While Sarah is a proud alumna of UM, she feels a stronger emotional relationship with Hebrew University. Earlier this year, Sarah and her wife Pat Hewitt, both of whom are actively Jewish, donated to support LGBTQ student scholarships at HU. They said they felt compelled to give to HU because, “We care about Israel….And at Hebrew U., for Sarah, everything was so vivid and poignant.”

Sarah further explained, “Students of any nationality ought to be rewarded at Hebrew U. for being openly lesbian, gay, bisexual, transgender, or queer. Students should just be able to focus on their studies. As a college student, I didn’t have a lot of money and I want these students not to have worry about money for tuition.” HU-Dead Sea Tiyul

Giving to Hebrew University provided Sarah and her wife Pat the unique opportunity to support a meaningful cause at a beloved institution.
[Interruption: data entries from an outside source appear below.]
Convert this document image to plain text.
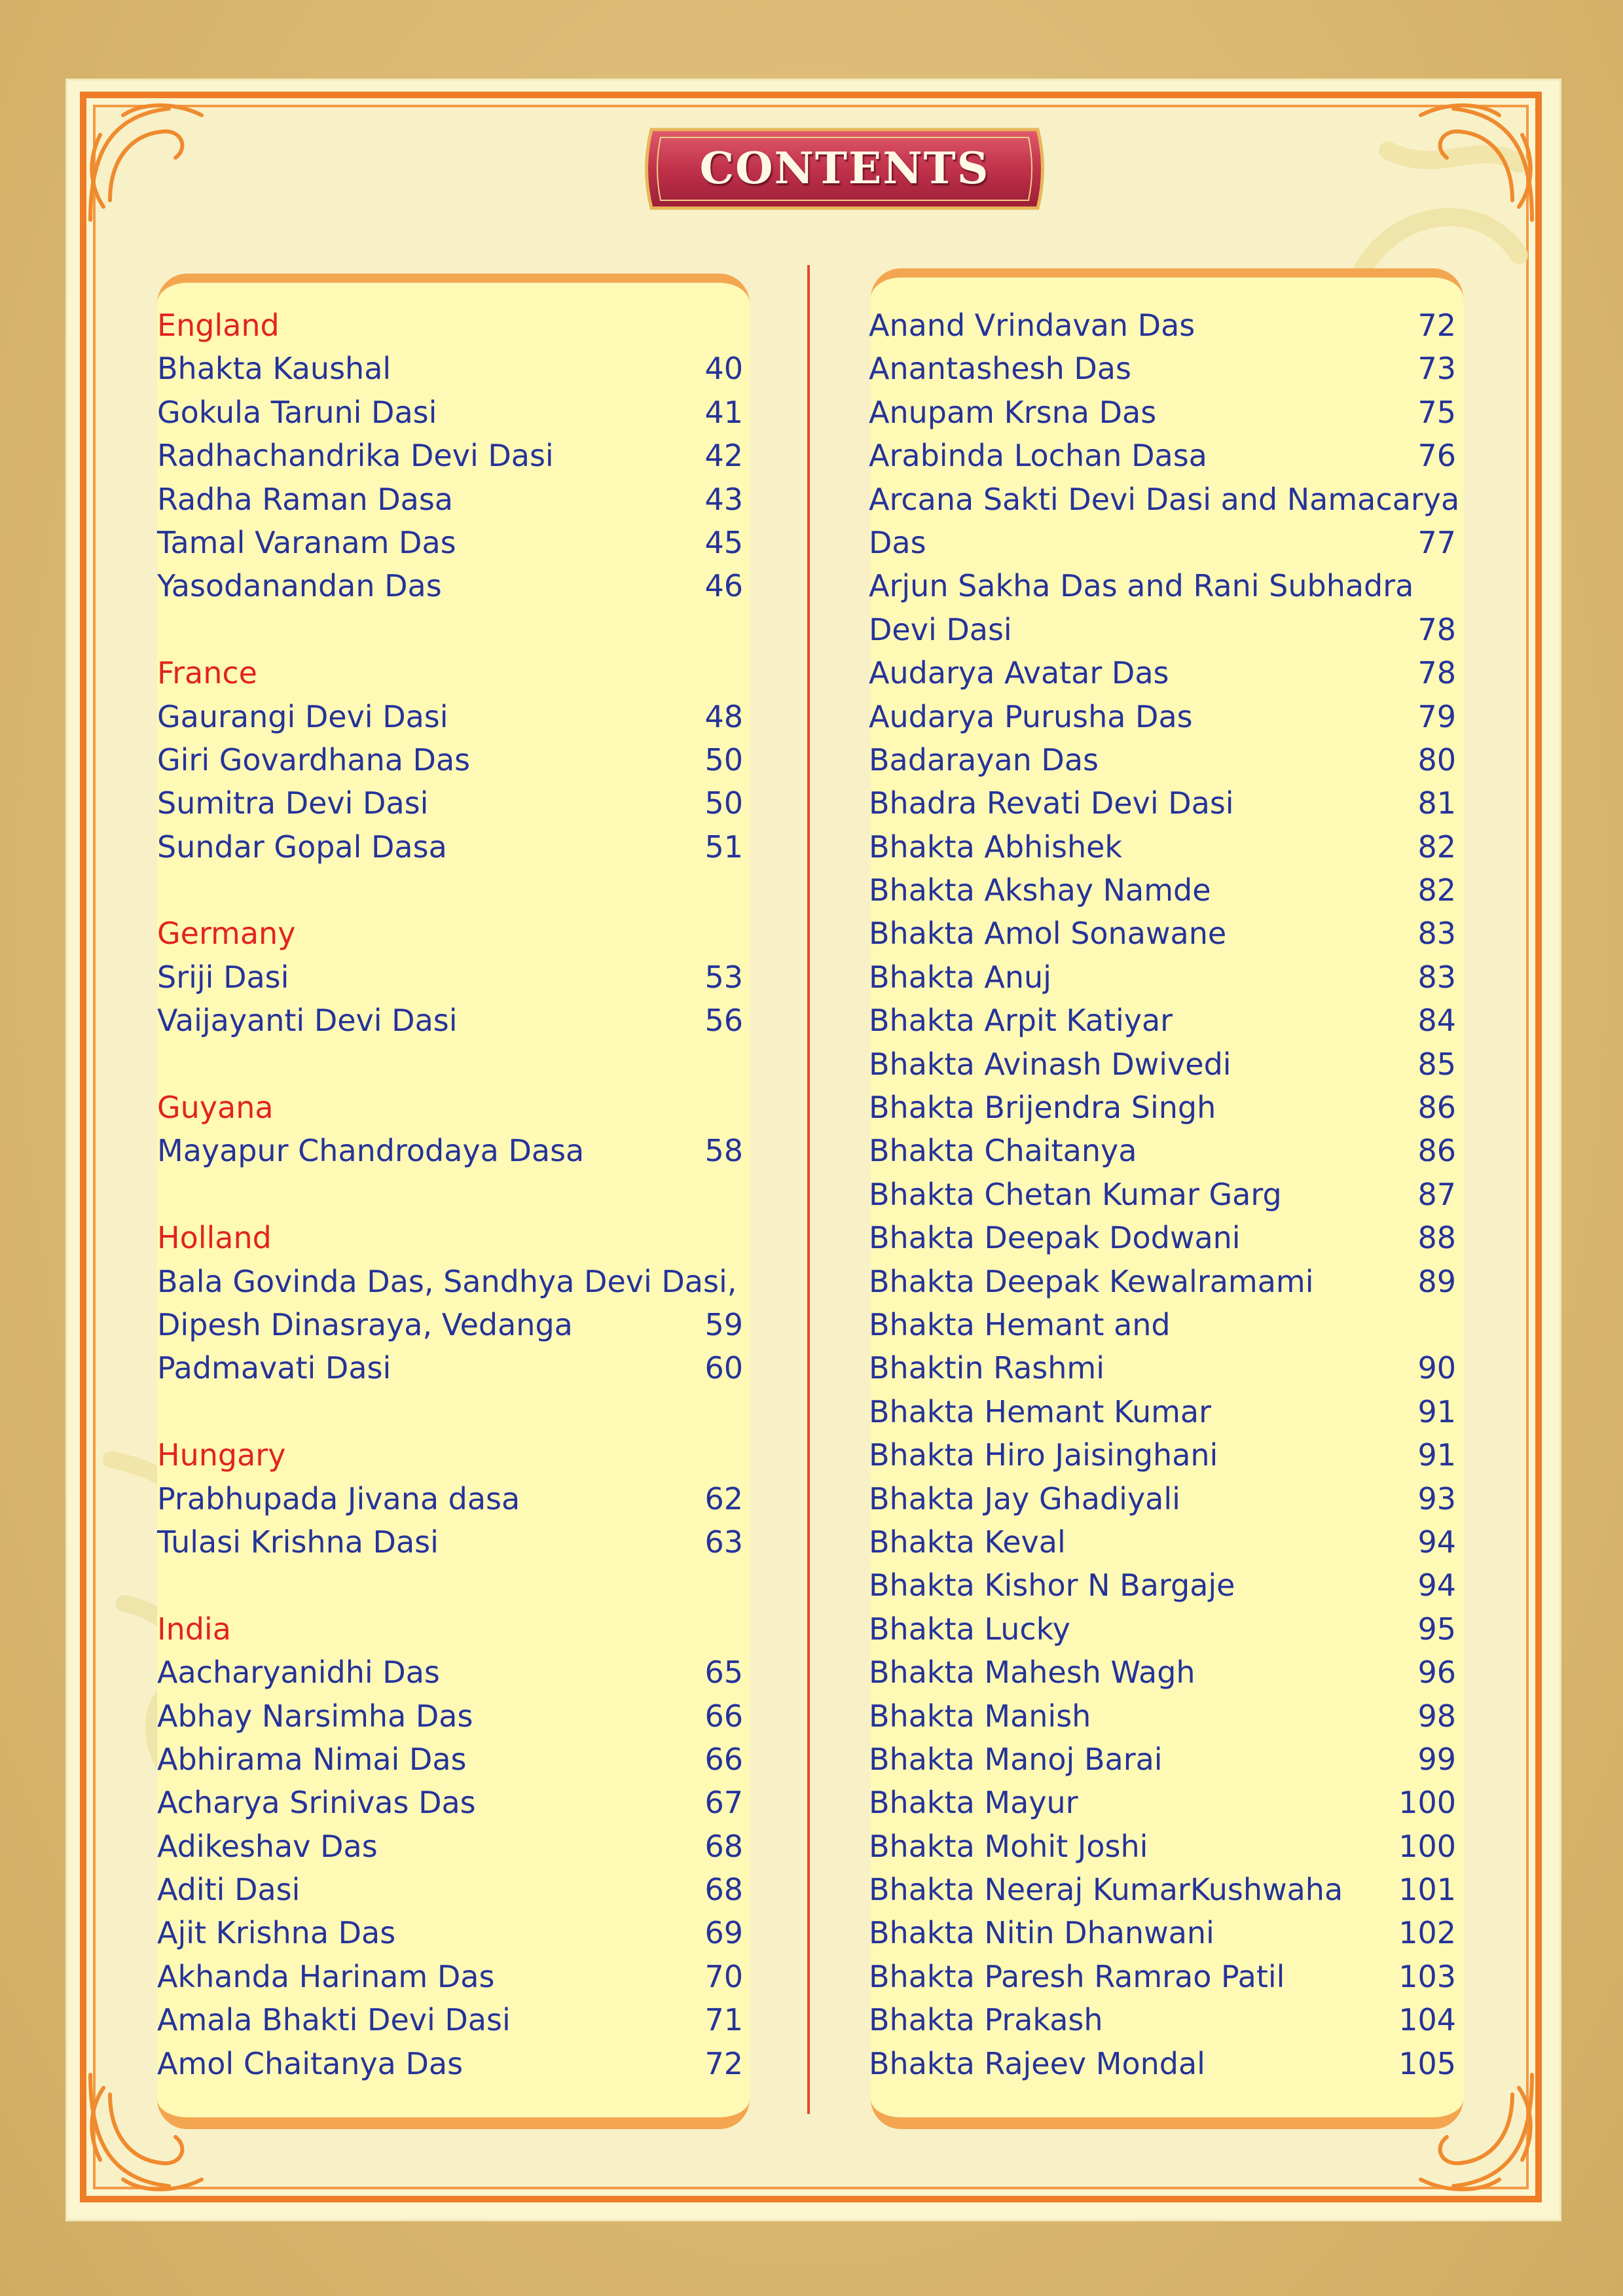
CONTENTS
England
Bhakta Kaushal	40
Gokula Taruni Dasi	41
Radhachandrika Devi Dasi	42
Radha Raman Dasa	43
Tamal Varanam Das	45
Yasodanandan Das	46
France
Gaurangi Devi Dasi	48
Giri Govardhana Das	50
Sumitra Devi Dasi	50
Sundar Gopal Dasa	51
Germany
Sriji Dasi	53
Vaijayanti Devi Dasi	56
Guyana
Mayapur Chandrodaya Dasa	58
Holland
Bala Govinda Das, Sandhya Devi Dasi,
Dipesh Dinasraya, Vedanga	59
Padmavati Dasi	60
Hungary
Prabhupada Jivana dasa	62
Tulasi Krishna Dasi	63
India
Aacharyanidhi Das	65
Abhay Narsimha Das	66
Abhirama Nimai Das	66
Acharya Srinivas Das	67
Adikeshav Das	68
Aditi Dasi	68
Ajit Krishna Das	69
Akhanda Harinam Das	70
Amala Bhakti Devi Dasi	71
Amol Chaitanya Das	72
Anand Vrindavan Das	72
Anantashesh Das	73
Anupam Krsna Das	75
Arabinda Lochan Dasa	76
Arcana Sakti Devi Dasi and Namacarya
Das	77
Arjun Sakha Das and Rani Subhadra
Devi Dasi	78
Audarya Avatar Das	78
Audarya Purusha Das	79
Badarayan Das	80
Bhadra Revati Devi Dasi	81
Bhakta Abhishek	82
Bhakta Akshay Namde	82
Bhakta Amol Sonawane	83
Bhakta Anuj	83
Bhakta Arpit Katiyar	84
Bhakta Avinash Dwivedi	85
Bhakta Brijendra Singh	86
Bhakta Chaitanya	86
Bhakta Chetan Kumar Garg	87
Bhakta Deepak Dodwani	88
Bhakta Deepak Kewalramami	89
Bhakta Hemant and
Bhaktin Rashmi	90
Bhakta Hemant Kumar	91
Bhakta Hiro Jaisinghani	91
Bhakta Jay Ghadiyali	93
Bhakta Keval	94
Bhakta Kishor N Bargaje	94
Bhakta Lucky	95
Bhakta Mahesh Wagh	96
Bhakta Manish	98
Bhakta Manoj Barai	99
Bhakta Mayur	100
Bhakta Mohit Joshi	100
Bhakta Neeraj KumarKushwaha 101
Bhakta Nitin Dhanwani	102
Bhakta Paresh Ramrao Patil	103
Bhakta Prakash	104
Bhakta Rajeev Mondal	105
Reflecting on the “most memorable year of my life,” Sarah also encourages college students to study abroad at Hebrew University to have a marvelous experience, too.

Sarah recently retired from IBM as the manager of Learning Design, where she led a team that designs courses to help IBM employees gain skills in Leadership Development, Diversity & Inclusion and more. One course Sarah is particularly proud of focused on global religion and culture. As she explained, “We [at IBM] were the first corporation to develop digital learning on the topic. Perhaps HU in Jerusalem was somewhere in my mind inspiring me. I wanted to ensure that IBM fostered an environment where everyone could be proud and comfortable with who they are. The knowledge that this program and the others we designed are experienced by up to 350,000 IBMers around the world is really powerful.”

Sarah at Kibbutz Nachshon

Sarah looks forward to helping global HU students succeed, too: “We are committed to future generations’ opportunities for academic- and self-discovery at Hebrew University, just like my alumna mom was committed to my experience. This is my wife Pat’s & my version of l’dor vador [from generation to generation].”